Resposta rápida
Sim, em caráter excepcional. Em habeas corpus coletivo, o STF admitiu, diante da emergência sanitária da Covid-19, a adoção de medidas para evitar a infecção e a propagação do vírus nos presídios, entre elas a progressão antecipada da pena, desde que presentes os requisitos subjetivos e analisadas as peculiaridades de cada processo pelo juízo da execução.
O contexto e os pressupostos da decisão
A decisão foi tomada no quadro de persistência da pandemia, com base na plausibilidade jurídica do direito invocado e no perigo de lesão irreparável ou de difícil reparação a direitos fundamentais das pessoas presas. O ambiente prisional foi reconhecido como de risco agravado de contágio, o que justificou a intervenção por meio de habeas corpus coletivo.
A progressão antecipada aparece como uma entre as medidas admitidas para conter a propagação da doença nos estabelecimentos prisionais, e não como benefício automático criado pela Corte.

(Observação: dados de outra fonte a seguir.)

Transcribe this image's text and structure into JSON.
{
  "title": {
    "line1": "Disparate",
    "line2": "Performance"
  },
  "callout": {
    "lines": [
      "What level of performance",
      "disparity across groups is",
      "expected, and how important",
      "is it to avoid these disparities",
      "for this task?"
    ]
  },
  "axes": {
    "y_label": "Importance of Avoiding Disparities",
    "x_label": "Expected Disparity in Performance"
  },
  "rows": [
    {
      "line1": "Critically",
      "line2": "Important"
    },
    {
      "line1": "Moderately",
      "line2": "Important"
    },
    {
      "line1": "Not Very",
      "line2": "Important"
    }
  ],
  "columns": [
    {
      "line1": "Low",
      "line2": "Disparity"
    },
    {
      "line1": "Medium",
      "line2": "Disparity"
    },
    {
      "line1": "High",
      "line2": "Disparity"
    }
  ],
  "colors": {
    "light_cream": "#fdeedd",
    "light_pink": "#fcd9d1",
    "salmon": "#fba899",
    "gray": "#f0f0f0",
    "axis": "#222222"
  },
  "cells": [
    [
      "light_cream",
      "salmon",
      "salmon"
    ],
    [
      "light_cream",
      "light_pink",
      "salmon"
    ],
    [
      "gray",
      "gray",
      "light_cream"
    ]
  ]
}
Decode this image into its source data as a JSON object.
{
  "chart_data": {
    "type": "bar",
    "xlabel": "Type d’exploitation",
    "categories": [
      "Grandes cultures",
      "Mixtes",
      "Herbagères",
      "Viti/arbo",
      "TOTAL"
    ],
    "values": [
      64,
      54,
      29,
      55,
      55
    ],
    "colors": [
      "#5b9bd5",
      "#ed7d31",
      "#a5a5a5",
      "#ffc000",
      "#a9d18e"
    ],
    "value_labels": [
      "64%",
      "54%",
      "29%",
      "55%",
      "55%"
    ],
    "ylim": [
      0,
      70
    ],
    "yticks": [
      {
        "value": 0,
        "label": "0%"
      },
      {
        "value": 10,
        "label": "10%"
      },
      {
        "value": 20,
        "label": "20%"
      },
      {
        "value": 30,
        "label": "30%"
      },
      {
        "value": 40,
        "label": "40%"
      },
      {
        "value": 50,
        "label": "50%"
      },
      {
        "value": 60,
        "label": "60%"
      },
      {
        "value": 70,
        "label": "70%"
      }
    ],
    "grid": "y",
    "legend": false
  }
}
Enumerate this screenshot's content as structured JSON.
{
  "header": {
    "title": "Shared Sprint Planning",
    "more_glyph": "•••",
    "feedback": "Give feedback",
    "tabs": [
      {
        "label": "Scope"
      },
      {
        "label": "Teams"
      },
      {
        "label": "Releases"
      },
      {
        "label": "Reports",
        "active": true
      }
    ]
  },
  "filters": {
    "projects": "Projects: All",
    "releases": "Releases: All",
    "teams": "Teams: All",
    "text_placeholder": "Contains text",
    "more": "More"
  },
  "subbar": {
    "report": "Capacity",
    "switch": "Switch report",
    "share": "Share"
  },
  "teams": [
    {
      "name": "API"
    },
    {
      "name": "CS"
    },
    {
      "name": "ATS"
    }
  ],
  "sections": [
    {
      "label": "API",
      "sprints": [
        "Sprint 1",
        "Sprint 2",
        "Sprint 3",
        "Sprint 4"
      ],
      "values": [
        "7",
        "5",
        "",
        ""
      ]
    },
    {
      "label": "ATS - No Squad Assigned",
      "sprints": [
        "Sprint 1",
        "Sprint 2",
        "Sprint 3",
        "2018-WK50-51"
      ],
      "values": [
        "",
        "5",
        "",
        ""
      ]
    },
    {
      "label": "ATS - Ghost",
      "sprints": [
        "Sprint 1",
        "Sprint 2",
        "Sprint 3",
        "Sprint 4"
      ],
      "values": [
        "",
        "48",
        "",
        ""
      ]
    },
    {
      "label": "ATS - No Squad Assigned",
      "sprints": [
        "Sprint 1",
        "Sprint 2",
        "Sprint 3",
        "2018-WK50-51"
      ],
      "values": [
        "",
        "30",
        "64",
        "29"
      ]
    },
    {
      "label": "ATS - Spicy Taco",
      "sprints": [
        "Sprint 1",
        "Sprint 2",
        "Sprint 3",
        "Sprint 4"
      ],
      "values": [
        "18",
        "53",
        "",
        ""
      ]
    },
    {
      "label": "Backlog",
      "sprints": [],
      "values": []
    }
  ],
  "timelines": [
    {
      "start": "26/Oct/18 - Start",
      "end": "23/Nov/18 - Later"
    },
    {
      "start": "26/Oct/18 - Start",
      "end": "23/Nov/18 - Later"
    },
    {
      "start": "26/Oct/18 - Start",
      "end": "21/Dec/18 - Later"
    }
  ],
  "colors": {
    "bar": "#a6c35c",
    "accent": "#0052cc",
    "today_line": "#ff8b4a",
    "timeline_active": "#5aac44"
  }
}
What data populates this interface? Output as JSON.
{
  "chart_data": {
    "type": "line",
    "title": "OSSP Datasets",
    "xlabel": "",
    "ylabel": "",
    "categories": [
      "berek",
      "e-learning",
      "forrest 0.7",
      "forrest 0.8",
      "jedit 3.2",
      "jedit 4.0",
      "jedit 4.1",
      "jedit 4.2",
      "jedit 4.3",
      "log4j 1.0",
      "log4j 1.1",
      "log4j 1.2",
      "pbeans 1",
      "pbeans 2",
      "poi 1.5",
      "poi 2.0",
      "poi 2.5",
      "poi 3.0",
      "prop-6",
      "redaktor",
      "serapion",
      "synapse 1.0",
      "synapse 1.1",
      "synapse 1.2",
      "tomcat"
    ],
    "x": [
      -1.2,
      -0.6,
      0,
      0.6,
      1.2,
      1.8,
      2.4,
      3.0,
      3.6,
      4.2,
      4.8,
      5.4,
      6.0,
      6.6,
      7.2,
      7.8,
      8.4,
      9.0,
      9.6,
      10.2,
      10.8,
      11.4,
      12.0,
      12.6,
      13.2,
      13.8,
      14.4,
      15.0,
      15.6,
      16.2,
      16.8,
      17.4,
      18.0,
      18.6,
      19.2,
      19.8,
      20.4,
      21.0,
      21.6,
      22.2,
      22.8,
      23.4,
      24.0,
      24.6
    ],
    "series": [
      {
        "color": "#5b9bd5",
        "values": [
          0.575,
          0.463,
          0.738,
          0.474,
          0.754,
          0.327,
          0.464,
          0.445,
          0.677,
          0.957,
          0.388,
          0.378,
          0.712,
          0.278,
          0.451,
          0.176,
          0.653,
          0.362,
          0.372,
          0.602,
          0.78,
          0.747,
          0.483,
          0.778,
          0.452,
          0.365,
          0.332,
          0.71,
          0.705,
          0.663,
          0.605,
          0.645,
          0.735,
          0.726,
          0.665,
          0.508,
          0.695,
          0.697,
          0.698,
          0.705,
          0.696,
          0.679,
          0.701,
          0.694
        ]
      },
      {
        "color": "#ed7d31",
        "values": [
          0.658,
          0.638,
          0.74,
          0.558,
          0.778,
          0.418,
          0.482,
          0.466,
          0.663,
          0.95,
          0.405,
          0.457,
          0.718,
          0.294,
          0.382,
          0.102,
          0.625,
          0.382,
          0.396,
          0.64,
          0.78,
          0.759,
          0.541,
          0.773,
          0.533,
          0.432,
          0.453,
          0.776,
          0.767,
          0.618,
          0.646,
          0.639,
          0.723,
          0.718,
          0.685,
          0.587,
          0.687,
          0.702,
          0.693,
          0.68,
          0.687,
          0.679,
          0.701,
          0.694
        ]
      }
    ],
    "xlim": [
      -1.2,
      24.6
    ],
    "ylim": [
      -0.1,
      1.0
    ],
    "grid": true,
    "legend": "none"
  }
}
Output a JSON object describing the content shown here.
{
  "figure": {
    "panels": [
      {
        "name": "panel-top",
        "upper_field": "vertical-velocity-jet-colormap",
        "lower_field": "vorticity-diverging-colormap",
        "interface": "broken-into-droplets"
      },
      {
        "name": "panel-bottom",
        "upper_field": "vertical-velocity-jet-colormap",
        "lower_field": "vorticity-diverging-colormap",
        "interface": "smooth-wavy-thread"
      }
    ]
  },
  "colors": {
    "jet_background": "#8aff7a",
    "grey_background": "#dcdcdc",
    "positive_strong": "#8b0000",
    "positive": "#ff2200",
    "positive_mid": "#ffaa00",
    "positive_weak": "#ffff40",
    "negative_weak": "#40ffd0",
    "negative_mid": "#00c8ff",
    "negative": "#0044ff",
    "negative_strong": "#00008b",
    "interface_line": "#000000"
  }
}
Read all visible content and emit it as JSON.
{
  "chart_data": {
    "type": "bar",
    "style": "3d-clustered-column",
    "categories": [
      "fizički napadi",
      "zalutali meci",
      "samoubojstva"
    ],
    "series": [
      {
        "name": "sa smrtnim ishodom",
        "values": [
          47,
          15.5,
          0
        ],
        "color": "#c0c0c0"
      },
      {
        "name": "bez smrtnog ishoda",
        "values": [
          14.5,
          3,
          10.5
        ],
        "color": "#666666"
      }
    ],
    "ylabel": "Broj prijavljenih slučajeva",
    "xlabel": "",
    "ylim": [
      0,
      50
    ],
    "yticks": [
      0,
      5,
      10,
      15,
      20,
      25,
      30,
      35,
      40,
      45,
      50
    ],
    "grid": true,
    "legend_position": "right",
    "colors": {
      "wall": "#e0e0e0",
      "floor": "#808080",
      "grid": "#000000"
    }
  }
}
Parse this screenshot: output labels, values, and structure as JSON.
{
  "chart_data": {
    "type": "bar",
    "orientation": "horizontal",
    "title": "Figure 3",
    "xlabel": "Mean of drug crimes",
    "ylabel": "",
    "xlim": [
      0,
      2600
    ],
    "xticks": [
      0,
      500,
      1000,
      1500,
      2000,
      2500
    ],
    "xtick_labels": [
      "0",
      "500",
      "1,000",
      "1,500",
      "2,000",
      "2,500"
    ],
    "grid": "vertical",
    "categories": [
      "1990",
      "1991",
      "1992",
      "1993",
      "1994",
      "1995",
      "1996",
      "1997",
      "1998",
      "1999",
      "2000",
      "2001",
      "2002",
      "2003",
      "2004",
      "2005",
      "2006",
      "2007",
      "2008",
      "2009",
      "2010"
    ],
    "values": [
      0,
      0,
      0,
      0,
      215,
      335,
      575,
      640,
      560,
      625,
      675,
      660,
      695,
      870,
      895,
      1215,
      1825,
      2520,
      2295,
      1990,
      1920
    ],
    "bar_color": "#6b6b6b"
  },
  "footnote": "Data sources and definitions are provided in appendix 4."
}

Não é progressão automática
A tese condiciona a medida a dois filtros: a análise das peculiaridades de cada processo individual pelo respectivo juízo da execução penal e a presença dos requisitos subjetivos do apenado. Ou seja, o juiz da execução continua examinando o mérito de cada caso antes de antecipar a progressão.
Na prática, o entendimento está vinculado ao cenário de emergência sanitária da Covid-19. Fora desse contexto, ou ausentes os requisitos subjetivos, a antecipação não encontra amparo na tese, e os tribunais avaliam caso a caso a necessidade da medida.